Tal y como me han confirmado muchos conocidos que trabajan en el área de Protección Civil, uno de los lugares más seguros para pasar un terremoto es Villa Coapa. Adentro de la casa o afuera. Se sienten horribles, porque todo se mueve al parejo. Pero me consta que el lugar resiste, y bastante bien. Lo demuestra este último temblor, el más espantoso que haya sentido en la vida (y miren que ya no soy joven y he sentido todo tipo de temblores): la Unidad Habitacional no sufrió afectaciones; todo lo que se desmoronó o se dañó, fue en los alrededores.
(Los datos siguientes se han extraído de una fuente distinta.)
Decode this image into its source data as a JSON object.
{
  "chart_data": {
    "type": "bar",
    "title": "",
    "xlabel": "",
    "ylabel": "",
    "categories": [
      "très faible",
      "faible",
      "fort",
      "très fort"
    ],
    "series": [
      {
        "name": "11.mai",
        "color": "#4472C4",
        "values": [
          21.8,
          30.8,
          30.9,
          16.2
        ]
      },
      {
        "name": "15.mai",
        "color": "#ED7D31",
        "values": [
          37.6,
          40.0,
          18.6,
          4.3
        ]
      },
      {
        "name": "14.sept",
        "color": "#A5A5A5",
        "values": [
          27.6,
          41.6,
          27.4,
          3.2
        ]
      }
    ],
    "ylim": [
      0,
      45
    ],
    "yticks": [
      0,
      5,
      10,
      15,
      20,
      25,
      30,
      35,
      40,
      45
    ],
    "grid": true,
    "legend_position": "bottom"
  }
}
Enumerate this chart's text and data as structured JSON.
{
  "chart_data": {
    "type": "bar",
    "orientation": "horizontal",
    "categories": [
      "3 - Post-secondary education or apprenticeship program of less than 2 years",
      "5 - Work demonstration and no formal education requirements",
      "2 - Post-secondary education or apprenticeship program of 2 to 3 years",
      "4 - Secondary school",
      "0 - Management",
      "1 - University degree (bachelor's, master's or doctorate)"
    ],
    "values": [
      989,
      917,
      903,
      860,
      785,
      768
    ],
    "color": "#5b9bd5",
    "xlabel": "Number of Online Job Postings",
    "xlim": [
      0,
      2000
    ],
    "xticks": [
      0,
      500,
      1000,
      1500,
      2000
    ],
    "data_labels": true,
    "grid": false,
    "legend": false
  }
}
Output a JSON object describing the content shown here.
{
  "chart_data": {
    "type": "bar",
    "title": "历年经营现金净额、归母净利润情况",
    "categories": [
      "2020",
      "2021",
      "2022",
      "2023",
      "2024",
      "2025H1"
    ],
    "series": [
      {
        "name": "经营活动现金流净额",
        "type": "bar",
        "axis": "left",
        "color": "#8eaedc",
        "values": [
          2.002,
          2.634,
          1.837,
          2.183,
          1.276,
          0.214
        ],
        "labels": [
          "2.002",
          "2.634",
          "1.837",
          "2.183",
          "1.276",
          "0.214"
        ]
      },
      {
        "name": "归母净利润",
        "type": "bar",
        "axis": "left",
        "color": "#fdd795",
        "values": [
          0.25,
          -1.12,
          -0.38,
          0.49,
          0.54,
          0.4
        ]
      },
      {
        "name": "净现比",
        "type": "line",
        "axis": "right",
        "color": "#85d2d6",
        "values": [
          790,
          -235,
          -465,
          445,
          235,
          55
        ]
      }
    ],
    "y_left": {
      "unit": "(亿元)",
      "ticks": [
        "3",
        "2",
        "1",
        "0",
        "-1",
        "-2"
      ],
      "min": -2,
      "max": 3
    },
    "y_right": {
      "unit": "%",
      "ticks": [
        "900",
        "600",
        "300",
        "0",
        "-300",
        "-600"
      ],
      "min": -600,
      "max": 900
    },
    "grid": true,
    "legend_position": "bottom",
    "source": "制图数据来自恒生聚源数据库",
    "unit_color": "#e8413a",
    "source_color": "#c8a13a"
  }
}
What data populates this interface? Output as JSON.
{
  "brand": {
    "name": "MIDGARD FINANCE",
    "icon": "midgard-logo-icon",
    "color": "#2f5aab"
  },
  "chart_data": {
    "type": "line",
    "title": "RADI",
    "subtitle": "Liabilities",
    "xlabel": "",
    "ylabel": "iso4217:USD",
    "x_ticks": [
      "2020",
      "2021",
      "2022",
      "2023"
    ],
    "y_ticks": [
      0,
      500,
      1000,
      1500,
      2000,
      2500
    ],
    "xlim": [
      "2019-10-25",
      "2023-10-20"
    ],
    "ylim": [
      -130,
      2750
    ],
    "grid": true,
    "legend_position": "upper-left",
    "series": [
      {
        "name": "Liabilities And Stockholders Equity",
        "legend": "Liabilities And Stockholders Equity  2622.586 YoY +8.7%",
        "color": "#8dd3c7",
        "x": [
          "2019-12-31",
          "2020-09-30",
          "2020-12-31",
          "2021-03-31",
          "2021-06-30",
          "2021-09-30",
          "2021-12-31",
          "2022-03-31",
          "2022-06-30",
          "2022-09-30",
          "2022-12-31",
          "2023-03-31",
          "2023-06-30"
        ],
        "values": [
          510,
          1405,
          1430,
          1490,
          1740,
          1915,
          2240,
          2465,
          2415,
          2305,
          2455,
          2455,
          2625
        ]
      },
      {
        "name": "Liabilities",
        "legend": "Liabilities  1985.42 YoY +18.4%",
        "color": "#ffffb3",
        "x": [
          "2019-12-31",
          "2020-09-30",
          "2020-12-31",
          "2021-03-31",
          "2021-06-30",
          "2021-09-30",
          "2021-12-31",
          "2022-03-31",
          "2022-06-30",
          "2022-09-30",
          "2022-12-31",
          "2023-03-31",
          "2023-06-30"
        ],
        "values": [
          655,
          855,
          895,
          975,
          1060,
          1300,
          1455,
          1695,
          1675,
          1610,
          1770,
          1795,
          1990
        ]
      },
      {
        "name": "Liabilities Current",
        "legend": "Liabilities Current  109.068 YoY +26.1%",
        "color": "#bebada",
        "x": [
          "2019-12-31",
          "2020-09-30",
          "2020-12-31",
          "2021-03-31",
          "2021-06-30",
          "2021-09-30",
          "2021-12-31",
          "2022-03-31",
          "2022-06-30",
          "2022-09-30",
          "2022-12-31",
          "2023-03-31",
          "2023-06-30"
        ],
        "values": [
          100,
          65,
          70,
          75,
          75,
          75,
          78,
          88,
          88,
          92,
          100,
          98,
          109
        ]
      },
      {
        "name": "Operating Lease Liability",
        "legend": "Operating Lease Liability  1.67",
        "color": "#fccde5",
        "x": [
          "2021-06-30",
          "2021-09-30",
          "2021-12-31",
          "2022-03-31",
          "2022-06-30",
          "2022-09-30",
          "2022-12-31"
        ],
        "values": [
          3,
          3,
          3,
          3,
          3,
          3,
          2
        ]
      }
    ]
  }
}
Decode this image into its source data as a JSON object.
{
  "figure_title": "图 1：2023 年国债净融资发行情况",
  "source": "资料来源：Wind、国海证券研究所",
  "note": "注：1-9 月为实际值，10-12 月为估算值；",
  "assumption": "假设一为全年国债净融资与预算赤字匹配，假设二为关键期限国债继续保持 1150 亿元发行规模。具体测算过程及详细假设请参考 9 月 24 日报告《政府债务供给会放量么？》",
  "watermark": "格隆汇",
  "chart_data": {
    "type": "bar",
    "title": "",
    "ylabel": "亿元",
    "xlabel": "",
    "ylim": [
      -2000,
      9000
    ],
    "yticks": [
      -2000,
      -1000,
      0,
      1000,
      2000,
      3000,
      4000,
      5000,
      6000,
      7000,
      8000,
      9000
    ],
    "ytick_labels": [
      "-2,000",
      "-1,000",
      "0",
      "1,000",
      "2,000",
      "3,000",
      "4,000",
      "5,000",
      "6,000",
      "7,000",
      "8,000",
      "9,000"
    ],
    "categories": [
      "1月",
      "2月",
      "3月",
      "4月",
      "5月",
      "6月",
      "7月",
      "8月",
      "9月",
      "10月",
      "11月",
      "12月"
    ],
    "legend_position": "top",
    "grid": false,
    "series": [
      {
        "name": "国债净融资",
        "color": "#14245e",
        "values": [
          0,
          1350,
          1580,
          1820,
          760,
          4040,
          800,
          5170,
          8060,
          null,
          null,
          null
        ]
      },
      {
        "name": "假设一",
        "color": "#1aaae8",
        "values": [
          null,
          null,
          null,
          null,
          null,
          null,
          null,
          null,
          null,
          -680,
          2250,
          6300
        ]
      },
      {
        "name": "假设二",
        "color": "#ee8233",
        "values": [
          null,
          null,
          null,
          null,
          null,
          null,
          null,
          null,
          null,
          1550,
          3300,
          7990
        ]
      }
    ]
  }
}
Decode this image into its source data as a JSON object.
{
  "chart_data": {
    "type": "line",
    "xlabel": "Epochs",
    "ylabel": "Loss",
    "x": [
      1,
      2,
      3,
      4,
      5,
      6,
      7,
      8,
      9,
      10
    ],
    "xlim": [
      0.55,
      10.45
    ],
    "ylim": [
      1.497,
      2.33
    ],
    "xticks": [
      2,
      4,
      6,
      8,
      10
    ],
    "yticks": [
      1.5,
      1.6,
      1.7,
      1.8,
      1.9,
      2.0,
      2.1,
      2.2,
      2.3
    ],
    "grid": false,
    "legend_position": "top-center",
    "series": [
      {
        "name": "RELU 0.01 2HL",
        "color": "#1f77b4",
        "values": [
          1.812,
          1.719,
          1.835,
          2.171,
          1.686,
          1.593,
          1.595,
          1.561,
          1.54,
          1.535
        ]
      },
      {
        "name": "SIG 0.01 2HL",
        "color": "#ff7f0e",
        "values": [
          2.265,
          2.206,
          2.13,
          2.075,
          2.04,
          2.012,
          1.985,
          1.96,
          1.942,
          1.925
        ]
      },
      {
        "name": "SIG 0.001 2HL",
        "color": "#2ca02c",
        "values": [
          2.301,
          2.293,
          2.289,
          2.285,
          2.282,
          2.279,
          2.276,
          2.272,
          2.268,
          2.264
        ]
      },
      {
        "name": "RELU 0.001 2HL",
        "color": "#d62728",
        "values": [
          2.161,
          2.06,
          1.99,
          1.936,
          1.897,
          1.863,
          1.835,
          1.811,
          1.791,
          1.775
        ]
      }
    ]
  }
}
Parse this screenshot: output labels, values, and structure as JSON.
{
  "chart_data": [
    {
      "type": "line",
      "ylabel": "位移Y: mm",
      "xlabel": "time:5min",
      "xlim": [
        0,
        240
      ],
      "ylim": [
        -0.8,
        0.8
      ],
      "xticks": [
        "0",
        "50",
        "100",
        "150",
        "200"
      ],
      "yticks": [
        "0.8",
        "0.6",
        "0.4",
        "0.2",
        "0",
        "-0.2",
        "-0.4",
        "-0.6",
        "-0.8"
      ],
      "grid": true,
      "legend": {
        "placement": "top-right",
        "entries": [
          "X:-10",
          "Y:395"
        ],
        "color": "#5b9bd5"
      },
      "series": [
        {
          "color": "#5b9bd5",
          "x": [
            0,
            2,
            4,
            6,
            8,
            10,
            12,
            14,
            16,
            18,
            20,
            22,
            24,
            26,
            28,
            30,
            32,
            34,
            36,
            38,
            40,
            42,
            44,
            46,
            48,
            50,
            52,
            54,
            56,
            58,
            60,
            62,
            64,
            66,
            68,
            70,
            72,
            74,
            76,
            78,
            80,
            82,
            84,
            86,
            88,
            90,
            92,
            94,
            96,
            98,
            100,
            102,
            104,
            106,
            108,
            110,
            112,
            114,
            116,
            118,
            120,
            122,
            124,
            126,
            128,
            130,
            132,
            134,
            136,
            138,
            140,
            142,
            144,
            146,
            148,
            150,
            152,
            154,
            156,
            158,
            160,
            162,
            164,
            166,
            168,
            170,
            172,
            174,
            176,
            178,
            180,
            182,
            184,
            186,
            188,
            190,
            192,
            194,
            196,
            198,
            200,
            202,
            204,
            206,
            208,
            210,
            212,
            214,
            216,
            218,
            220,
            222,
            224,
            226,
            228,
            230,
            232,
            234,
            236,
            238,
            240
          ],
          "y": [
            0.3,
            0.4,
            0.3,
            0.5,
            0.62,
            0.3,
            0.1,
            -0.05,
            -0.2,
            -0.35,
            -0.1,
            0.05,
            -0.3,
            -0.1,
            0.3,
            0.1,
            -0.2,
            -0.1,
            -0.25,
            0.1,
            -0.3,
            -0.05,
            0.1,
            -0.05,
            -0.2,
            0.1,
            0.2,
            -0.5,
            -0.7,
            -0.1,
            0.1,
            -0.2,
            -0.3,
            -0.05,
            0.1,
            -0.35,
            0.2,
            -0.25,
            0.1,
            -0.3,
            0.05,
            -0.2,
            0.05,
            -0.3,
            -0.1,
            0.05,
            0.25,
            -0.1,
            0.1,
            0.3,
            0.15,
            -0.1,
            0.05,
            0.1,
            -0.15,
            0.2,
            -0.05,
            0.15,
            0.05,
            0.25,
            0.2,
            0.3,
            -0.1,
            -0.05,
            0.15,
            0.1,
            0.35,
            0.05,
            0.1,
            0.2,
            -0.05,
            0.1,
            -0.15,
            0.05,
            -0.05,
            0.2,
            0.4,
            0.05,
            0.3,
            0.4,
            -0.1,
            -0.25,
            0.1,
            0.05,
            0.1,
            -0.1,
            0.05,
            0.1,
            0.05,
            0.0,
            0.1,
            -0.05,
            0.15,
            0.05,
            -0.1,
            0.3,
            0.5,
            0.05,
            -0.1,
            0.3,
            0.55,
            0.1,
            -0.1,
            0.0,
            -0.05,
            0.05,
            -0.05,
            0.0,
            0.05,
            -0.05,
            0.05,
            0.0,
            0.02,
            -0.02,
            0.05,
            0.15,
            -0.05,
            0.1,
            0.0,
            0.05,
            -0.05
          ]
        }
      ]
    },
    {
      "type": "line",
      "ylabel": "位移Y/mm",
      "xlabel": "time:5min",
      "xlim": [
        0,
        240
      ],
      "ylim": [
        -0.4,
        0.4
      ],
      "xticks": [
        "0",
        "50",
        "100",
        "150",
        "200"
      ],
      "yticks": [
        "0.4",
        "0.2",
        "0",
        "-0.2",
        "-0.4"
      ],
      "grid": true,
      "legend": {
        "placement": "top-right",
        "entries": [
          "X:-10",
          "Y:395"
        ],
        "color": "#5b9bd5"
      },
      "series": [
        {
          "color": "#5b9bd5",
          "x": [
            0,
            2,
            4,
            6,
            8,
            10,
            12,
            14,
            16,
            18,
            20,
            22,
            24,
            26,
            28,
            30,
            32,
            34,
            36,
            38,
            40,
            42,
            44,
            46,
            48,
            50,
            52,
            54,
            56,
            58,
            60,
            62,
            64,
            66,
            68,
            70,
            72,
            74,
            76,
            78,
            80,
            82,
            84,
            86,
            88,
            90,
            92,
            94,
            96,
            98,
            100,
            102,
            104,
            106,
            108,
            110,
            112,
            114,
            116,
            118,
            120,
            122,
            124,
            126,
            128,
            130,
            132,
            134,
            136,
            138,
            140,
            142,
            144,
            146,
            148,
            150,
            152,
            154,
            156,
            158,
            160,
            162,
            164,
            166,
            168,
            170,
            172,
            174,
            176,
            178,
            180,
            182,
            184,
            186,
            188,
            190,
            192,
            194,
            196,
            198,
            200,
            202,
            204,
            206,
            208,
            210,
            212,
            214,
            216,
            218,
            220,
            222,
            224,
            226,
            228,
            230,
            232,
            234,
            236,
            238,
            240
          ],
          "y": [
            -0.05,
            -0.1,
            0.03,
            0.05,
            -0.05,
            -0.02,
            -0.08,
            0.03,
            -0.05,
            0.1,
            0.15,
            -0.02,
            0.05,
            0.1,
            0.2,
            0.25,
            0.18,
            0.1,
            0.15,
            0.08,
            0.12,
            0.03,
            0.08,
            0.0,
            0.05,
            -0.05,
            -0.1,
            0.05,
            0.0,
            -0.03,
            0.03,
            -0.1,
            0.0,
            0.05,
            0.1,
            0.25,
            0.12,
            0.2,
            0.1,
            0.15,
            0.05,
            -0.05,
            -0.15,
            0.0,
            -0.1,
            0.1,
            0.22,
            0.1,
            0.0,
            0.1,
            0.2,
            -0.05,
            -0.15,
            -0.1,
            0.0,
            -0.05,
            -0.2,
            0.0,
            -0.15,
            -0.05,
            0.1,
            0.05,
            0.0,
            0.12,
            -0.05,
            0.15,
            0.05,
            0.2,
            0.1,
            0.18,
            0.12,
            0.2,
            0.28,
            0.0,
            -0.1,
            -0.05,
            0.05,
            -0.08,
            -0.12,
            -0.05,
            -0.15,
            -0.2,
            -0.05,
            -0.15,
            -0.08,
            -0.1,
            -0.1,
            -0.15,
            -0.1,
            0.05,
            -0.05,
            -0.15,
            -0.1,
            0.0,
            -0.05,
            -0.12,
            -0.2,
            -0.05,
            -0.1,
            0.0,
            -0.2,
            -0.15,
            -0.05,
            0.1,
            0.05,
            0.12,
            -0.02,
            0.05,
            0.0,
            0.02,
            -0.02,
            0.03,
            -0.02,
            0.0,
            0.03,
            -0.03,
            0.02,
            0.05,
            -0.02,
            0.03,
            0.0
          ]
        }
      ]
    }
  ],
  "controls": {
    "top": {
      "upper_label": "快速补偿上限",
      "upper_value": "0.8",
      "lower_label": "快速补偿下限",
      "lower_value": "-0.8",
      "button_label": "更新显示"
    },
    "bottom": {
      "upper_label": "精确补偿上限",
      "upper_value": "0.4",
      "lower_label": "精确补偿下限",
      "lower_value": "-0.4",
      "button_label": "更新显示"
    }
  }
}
Ahora el caos es de otra índole. Hay fugas de agua, así que han cortado el suministro. A ratos falla la luz, la señal de teléfono y de internet, y la compra de alimentos y otros insumos se ha complicado porque Walmart (cuyo techo colapsó) está cerrado. Y, naturalmente, los OXXOs, Bodega Aurrerá y la Comercial Mexicana no son suficientes para desalojar toda la clientela que regularmente se surtía allí. Pero son daños menores en comparación a lo que pudo haber pasado. Y, afortunadamente, el hecho de que esta zona -el centro de Coapa- siga funcionando bien, garantiza que todo lo demás se podrá resolver poco a poco.

Es curioso. Ser coapense y hablar tanto de un temblor no es frecuente, porque estamos tan acostumbrados a que tiemble fuerte y no pase nada, que casi podríamos decir que esto es rutina.

Pero no en esta ocasión. Hasta los coapenses nos espantamos, y mucho.

Estuvo rudo.

P. S.: Por si no se enteró, las labores de rescate en el Colegio Rébsamen continúan. Durante dos días se habló de una niña llamada Frida Sofía que habría texteado desde donde estaba atrapada, pero se ha confirmado que no existe ninguna niña con ese nombre, y que todos los niños de la escuela ya están ubicados. Lamentablemente, varios fallecieron, otros están hospitalizados, y la mayoría en sus casas, pues lograron salir a tiempo del lugar. Los rescatistas continúan con las labores por la posibilidad de que la persona atrapada sea un adulto.